Tadi sempat kuperhatikan, penampilan Ardan telah berubah drastis. Rambutnya dipotong lebih pendek dan disisir klimis. Tidak seperti penampilan sebelumnya yang tampil dengan rambut hitam bergelombang dan sedikit panjang. Dia juga mengenakan jas hitam dengan sepatu yang mengkilap. Terlihat formal. Aku yakin, penampilan baru ini adalah kamuflase untuk mangsa barunya. 

Ardan mendekat dan menarik kasar lakban yang menutup mulutku. “Apa yang sudah kamu lakukan sampai dilakban sama Jarwo? Mencoba membuat keributan, hah?”  Aku diam dan menunduk. “Jangan kau ulangi lagi kalau tidak ingin hukumanmu meningkat lebih kejam dari ini. Aku sudah berbaik hati padamu dan kau malah berulah!” Ardan menoyor kepalaku sampai terantuk ke dinding setelah mengucapkan itu. 

Ardan menoleh pada Rinda yang ada di sudut sana. Dia mendekat dan bangkit menghampiri Rinda. “Kau jangan mengajarkan yang tidak-tidak pada dia, Rinda!” hardik Ardan seraya menjambak rambut Rinda. “Cuih! bau sekali kau,” ucap Ardan lagi menghina Rinda. Ardan melepas jambakan rambut dan mengelap tangannya ke celana. Beruntung, lakban yang menyumpal mulut Rinda juga dilepas meski dengan cara yang sangat kasar, Rasanya pasti sangat perih. 

Ardan mendekat lagi padaku sambil menyodorkan ponsel. 

“Ibumu menelpon lagi tadi.” 

Nomor Ibu ditelepon. Loud speaker dihidupkan. Ponsel didekatkan ke bibirku. Terdengar suara ibu di seberang sana. 

“Jadi pulang hari ini?” tanya Ibu lembut.

“Belum tahu, Buk. Masih banyak tempat yang akan kami datangi.”

“Jangan keasyikan, nanti lupa sama Kirana. Dia sudah tanya-tanya kamu dari semalam, tapi teleponmu ngga aktif.”

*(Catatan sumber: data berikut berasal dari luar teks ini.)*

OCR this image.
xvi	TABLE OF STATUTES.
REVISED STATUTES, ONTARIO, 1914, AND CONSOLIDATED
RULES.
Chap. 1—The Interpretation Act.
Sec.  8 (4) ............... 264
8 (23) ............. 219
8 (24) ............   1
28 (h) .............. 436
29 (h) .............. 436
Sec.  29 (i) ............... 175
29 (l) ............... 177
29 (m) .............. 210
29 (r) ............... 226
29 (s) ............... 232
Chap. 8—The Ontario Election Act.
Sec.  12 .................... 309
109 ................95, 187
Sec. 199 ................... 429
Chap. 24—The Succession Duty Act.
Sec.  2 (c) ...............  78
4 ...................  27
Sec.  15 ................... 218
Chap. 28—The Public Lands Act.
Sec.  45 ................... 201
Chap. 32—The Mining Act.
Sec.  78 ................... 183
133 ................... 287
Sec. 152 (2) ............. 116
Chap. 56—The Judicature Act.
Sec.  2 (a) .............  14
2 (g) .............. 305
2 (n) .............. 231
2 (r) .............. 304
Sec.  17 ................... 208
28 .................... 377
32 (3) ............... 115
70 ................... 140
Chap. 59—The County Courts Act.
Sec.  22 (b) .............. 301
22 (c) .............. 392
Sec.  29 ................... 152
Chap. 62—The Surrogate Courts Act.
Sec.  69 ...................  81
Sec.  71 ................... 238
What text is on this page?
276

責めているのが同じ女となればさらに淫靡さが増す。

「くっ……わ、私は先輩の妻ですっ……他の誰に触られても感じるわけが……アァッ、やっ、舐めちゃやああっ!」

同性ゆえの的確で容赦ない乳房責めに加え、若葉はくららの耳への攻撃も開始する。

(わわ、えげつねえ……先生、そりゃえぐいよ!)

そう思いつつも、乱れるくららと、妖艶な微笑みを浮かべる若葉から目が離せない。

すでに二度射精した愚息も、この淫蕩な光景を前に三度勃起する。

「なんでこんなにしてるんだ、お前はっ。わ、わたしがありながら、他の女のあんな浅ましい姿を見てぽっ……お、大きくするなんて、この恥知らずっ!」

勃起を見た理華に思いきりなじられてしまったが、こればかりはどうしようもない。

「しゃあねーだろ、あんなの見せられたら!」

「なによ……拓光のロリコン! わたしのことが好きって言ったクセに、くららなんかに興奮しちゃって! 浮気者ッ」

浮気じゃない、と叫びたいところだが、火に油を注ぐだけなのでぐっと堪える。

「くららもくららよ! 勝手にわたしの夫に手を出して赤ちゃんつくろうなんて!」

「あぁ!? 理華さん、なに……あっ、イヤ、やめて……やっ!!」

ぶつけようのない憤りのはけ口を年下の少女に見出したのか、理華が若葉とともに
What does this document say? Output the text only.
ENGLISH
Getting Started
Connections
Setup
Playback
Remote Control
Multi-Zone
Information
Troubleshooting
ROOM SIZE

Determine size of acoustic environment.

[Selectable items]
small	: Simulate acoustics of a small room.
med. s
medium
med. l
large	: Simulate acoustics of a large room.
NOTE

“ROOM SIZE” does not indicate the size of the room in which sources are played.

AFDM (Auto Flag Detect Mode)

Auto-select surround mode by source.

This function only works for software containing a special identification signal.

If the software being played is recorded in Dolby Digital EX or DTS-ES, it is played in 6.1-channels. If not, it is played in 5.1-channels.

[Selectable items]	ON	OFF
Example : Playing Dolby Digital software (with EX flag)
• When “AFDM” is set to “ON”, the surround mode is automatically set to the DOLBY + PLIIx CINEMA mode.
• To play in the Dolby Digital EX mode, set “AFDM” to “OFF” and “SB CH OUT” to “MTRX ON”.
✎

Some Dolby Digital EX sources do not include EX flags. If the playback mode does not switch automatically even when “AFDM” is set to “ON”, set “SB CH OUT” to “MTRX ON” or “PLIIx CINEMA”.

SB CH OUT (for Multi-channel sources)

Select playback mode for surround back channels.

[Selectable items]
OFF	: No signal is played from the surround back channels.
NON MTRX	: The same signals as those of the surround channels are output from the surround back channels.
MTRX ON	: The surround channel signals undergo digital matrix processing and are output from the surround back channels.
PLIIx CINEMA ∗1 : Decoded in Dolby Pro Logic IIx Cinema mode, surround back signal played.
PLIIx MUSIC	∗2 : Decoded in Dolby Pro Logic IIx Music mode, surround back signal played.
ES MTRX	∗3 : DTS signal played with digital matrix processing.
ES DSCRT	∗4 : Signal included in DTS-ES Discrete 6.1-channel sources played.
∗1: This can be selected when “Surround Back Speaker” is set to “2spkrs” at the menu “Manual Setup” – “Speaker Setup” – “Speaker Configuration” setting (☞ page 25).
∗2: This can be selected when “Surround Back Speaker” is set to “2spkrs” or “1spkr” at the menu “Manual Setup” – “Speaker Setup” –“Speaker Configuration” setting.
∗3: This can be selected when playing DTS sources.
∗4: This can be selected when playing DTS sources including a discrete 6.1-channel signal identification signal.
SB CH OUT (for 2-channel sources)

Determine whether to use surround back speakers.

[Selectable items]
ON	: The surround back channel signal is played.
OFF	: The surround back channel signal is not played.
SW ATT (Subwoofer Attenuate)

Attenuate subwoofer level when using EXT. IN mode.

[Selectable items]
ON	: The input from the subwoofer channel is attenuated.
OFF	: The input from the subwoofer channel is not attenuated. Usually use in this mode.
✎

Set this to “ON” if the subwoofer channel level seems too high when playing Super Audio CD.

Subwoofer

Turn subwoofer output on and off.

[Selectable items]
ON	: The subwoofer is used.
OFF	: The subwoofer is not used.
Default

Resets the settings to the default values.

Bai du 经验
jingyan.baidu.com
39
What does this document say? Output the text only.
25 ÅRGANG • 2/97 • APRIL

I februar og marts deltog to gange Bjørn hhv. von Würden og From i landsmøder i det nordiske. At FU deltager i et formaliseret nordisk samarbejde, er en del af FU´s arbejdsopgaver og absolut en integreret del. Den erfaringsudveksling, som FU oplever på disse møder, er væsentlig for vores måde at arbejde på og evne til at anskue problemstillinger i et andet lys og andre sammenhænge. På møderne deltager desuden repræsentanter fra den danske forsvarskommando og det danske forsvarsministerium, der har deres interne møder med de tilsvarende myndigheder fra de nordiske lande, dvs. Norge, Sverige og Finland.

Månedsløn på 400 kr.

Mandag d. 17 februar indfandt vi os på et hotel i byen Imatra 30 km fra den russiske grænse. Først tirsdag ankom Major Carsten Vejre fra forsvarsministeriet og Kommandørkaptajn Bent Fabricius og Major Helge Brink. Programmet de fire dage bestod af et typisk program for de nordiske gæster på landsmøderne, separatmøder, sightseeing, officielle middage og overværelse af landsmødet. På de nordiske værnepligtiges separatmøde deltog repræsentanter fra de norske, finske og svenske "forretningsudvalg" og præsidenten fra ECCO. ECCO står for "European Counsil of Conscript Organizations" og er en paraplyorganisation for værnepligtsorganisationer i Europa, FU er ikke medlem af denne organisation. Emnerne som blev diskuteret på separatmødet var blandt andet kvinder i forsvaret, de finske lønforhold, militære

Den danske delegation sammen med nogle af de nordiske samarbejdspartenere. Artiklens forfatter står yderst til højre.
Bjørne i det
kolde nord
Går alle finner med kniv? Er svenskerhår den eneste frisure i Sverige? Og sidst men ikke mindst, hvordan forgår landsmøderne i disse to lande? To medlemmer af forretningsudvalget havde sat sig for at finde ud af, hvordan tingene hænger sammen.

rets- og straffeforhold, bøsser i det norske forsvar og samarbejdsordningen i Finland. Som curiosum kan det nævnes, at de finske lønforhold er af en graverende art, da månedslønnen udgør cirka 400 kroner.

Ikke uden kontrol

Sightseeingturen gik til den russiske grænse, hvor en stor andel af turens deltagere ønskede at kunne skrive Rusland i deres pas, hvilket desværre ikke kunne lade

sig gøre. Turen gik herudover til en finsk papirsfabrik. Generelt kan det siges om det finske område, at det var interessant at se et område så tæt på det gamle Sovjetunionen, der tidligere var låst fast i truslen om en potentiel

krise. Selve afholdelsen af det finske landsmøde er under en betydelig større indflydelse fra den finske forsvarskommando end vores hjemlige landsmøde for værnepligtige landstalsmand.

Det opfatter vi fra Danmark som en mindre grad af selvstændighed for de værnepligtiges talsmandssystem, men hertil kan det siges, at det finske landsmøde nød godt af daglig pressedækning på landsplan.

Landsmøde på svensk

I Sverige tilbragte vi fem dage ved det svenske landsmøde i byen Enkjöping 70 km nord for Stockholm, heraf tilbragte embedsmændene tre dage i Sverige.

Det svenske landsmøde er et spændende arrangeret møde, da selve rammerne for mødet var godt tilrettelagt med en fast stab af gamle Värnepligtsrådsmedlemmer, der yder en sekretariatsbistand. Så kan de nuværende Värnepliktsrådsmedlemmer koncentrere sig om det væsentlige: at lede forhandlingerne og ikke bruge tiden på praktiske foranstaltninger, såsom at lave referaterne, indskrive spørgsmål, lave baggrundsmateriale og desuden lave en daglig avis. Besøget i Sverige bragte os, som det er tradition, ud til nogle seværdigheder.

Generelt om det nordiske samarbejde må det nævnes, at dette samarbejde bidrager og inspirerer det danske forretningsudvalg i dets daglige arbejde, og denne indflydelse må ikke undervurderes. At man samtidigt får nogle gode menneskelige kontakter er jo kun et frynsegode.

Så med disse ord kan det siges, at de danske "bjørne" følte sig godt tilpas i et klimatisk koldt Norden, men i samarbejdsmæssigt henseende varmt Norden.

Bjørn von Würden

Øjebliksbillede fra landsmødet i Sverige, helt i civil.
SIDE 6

“Maaf, buk. Sinyal di sini jelek. Kirana mana, buk?”

“Anakmu pergi ke sekolah.”

Aku tercekat, tak tahu lagi harus mengobrol apa sama ibu. Kulihat wajah Ardan, dia memberi isyarat untuk lanjut mengobrol dengan Ibu.

Menjeda sebentar, kemudian terdengar lagi suara Ibu.

“Jana … apa Ardan ada di dekat kamu?” tanya Ibu. Suaranya terdengar sangat hati-hati.

Aku melirik Ardan, dia menggelengkan kepala, memberi isyarat agar aku menjawab ‘tidak’.

“Ngga, buk. Ada apa?” tanyaku.

“Jana … aku mau ngobrol sama kamu tapi kamu harus jauh-jauh dari Ardan. Jangan sampai dia dengar.”

“Iya, ngomong aja, Buk, ngga apa-apa,” balasku sambil melirik pada Ardan. Ardan memberi isyarat agar aku terus mengobrol dengan ibu.

“Kemarin … ada tamu,” kata Ibu membuka cerita.

“Tamu? Siapa, buk?”

“Seorang laki-laki.”

“Dia mau apa?”

“Entahlah, Ibu ngga tahu kalau dia itu lagi bohong atau apa.”

“Memang dia ngomong apa sama Ibu?”

“Katanya, Ardan itu bernama Tommy. Tommy ini sudah membawa lari istrinya, sampai sekarang, laki-laki ini belum mendengar kabar lagi tentang istrinya. Anak-anak mereka selalu menanyakan.”

“Bawa kabur maksudnya?” tanyaku memancing cerita Ibu.

“Bawa kabur … berselingkuh gitu. Sebenarnya ibu juga ngga ngerti. Laki-laki itu ngga jelas berceritanya.”

Tak sempat merespon ucapan ibu, Ardan merampas telepon, mematikan ponsel dan obrolanku dengan Ibu terputus. Menyisakan rasa penasaran di benakku.